The decision is a blow to the US government and the Justice Department. A spokesman for US attorney Geoffrey Berman, whose office represented the government, refused a request for comment, Reuters reported.
The lawyers for Alavi, Daniel Ruzumna and John Gleeson, said “We are obviously pleased. All we have ever wanted and asked for is a fair shake,” the news agency reported.
The Fifth Avenue building was erected in the 1970s on property acquired by the not-for-profit corporation.

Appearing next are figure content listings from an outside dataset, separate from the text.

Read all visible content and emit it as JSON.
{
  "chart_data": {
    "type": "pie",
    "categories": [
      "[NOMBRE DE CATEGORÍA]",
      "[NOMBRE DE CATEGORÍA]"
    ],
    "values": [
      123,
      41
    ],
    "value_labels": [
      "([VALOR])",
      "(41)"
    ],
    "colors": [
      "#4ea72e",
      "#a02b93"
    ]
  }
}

It was valued at $83 million in 1989 and has steadily risen in value.
Government lawyers have alleged Iran has secretly controlled the building for years as millions of dollars in rent payments are funneled to it from a partnership made up of Alavi and a shell company, Assa Corp, fronting for a secret interest held by the state-owned bank of Iran, Bank Melli.
Alavi has argued it was unaware of that.